The following are the reasons why most people in China eat pork:
First, pork is relatively cheap.
No matter now or in the past, the price of pork is cheaper than beef and mutton.
Second, pork is the main source of meat for people.
In the past, animal husbandry was underdeveloped, and it was difficult for ordinary people to eat meat. Picking up a rabbit and catching a fish is really rare. Either change the oil, salt, sauce and vinegar, or honor your master, who can expect to eat any meat?
Cattle are generally forbidden to eat, and it tastes terrible. Nobles usually eat sheep, chickens and fish, while landlords and rich people eat pigs, dogs and fish. For example, Su Dongpo wrote poems to recommend pork, because he was exiled and could not eat high-grade goods such as mutton.
Relatively speaking, there are more landlords and ordinary people, so pigs and dogs have always been the main source of meat for ordinary people.
3. When did pork become a noble food?
Nobles used to eat pork, but only free-range pigs. There was a profession of herding pigs in the pre-Qin period. Because the nobles thought the pigs in captivity were not clean.
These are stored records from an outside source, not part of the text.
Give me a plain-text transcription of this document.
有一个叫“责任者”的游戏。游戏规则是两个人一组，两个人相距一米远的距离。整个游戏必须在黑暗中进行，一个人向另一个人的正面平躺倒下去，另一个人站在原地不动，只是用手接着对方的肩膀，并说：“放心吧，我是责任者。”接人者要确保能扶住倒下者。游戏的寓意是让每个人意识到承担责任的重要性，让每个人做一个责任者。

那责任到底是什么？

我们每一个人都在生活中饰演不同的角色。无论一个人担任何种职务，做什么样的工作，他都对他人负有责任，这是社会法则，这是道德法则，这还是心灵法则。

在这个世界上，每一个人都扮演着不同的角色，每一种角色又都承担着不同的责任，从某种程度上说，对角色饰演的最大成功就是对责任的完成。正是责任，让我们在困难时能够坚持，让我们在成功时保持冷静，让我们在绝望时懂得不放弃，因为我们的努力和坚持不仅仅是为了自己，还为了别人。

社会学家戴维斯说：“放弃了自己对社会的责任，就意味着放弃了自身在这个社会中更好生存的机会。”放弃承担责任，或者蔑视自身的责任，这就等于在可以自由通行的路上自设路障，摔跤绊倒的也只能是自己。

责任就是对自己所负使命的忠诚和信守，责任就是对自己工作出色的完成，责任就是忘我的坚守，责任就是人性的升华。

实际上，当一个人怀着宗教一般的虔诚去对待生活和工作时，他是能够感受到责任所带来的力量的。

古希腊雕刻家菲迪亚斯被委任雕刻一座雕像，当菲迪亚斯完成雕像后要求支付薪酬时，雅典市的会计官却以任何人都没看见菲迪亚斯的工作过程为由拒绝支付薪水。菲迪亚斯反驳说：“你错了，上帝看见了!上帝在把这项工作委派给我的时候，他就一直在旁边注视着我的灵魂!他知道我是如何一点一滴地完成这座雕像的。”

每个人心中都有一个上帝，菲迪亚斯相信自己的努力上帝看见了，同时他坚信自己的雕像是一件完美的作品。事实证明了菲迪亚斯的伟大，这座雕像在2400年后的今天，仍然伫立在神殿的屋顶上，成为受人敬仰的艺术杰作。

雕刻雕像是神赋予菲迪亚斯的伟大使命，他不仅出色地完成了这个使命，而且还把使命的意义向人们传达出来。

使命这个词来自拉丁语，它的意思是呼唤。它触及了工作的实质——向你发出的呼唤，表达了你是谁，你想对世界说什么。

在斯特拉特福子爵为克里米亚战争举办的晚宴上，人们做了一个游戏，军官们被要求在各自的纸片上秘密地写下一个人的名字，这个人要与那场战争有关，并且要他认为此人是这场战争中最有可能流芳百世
However, after pigs are killed and made into food, who knows whether they are herded or kept in captivity?
So later, nobles generally didn't eat pork.
This has formed two completely different ruling class fronts, namely, ordinary people, landlords and ordinary officials who eat pork, and nobles and aristocratic families who don't eat pork.
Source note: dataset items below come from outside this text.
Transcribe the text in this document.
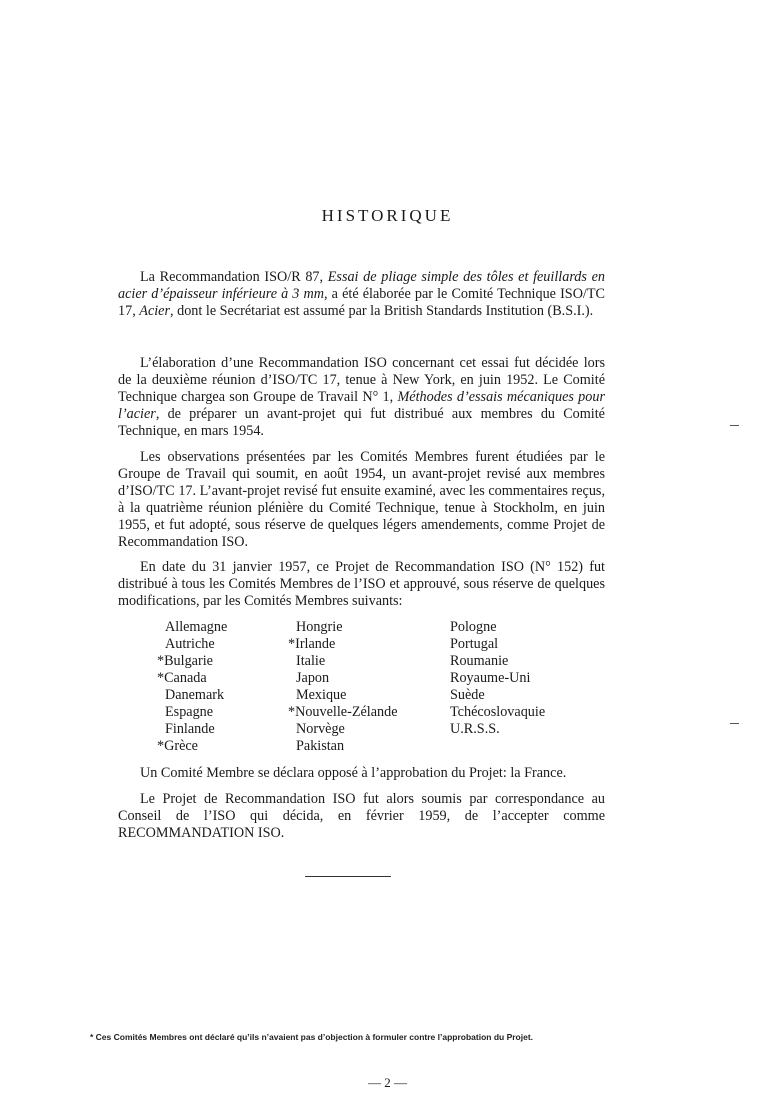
HISTORIQUE

La Recommandation ISO/R 87, Essai de pliage simple des tôles et feuillards en acier d’épaisseur inférieure à 3 mm, a été élaborée par le Comité Technique ISO/TC 17, Acier, dont le Secrétariat est assumé par la British Standards Institution (B.S.I.).

L’élaboration d’une Recommandation ISO concernant cet essai fut décidée lors de la deuxième réunion d’ISO/TC 17, tenue à New York, en juin 1952. Le Comité Technique chargea son Groupe de Travail N° 1, Méthodes d’essais mécaniques pour l’acier, de préparer un avant-projet qui fut distribué aux membres du Comité Technique, en mars 1954.

Les observations présentées par les Comités Membres furent étudiées par le Groupe de Travail qui soumit, en août 1954, un avant-projet revisé aux membres d’ISO/TC 17. L’avant-projet revisé fut ensuite examiné, avec les commentaires reçus, à la quatrième réunion plénière du Comité Technique, tenue à Stockholm, en juin 1955, et fut adopté, sous réserve de quelques légers amendements, comme Projet de Recommandation ISO.

En date du 31 janvier 1957, ce Projet de Recommandation ISO (N° 152) fut distribué à tous les Comités Membres de l’ISO et approuvé, sous réserve de quelques modifications, par les Comités Membres suivants:

Allemagne
Autriche
*Bulgarie
*Canada
Danemark
Espagne
Finlande
*Grèce
Hongrie
*Irlande
Italie
Japon
Mexique
*Nouvelle-Zélande
Norvège
Pakistan
Pologne
Portugal
Roumanie
Royaume-Uni
Suède
Tchécoslovaquie
U.R.S.S.

Un Comité Membre se déclara opposé à l’approbation du Projet: la France.

Le Projet de Recommandation ISO fut alors soumis par correspondance au Conseil de l’ISO qui décida, en février 1959, de l’accepter comme RECOMMANDATION ISO.

* Ces Comités Membres ont déclaré qu’ils n’avaient pas d’objection à formuler contre l’approbation du Projet.
— 2 —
In the Song Dynasty, with the development of commodity economy and the rise of the civil class, pork began to enter the table of ordinary people on a large scale, but the nobles still did not eat pork. Song Gaozong attended the minister's family dinner, and the menu was full of sheep, chicken and fish, without any pork products. But the accompanying guards have a supply of 3000 Jin of pork.
In the Ming Dynasty, pork gradually became a popular dish in a large area, but its rank status was still not high. For example, during the Boxer period, Cixi sent condolences to the embassies of the great powers, including watermelons and sheep, but no pork.